The Casper-based Wyoming Health Fairs has denied a former employee's allegations of discrimination, saying he was asked to resign for being drunk and threatening people, according to its response in federal court documents.

Kaiser Cunningham II filed the lawsuit in federal court last month.

Cunningham's attorney Bruce Moats said the lawsuit is about an African American employee of Wyoming Health Fairs who was terminated the day after he complained to a co-worker about racial harassment.

Cunningham is seeking damages for lost wages, and non-monetary damages such as emotional distress he suffered as a result of the defendants.

Wyoming Health Fairs serves about 65,000 people a year with blood screenings and wellness programs, according to its website.
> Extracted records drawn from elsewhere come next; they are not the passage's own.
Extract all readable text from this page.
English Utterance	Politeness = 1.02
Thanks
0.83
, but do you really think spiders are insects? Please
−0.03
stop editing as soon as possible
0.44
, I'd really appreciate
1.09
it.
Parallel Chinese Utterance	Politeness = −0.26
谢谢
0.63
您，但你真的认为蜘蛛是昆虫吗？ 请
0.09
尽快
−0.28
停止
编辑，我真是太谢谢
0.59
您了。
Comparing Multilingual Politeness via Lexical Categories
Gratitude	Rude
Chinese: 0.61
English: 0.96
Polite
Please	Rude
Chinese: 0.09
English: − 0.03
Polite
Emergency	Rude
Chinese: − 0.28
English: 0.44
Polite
Cunningham, a phlebotomist, began working at the WHF’s office in Cheyenne in August 2011, and became a director of health fairs in February 2012, which required traveling.

During those travels, as well as while in the office, Cunningham was the object of racially charged words and remarks, according to his lawsuit. The alleged racism reached the breaking point in September 2012 at a dinner at the Grand Teton Lodge, when his supervisor insulted him. Cunningham went outside and asked a co-worker how long he would have to endure such treatment before reporting it to senior management.

He was fired the next day, according to his lawsuit.

Wyoming Health Fairs, on the other hand, said he resigned.

In its answer to the lawsuit, the Wyoming Health Fairs through its attorney Henry Bailey denied it had harassed or discriminated racially against Cunningham, denied other allegations, and denied he was forced to sign a resignation letter after his reported drunken and threatening behavior at the Grand Teton Lodge.

Wyoming Health Fairs also denied it fostered a hostile work environment, according to Bailey.

"Even if true, which Defendants deny, Plaintiff's allegations do not rise to the level of a hostile work environment permeated with discriminatory intimidation, ridicule, and insult, sufficiently severe or pervasive to alter the conditions of Plaintiff's employment.

"The allegations of 'mere offensive utterances' are insufficient to support a claim for relief under federal law," Bailey wrote.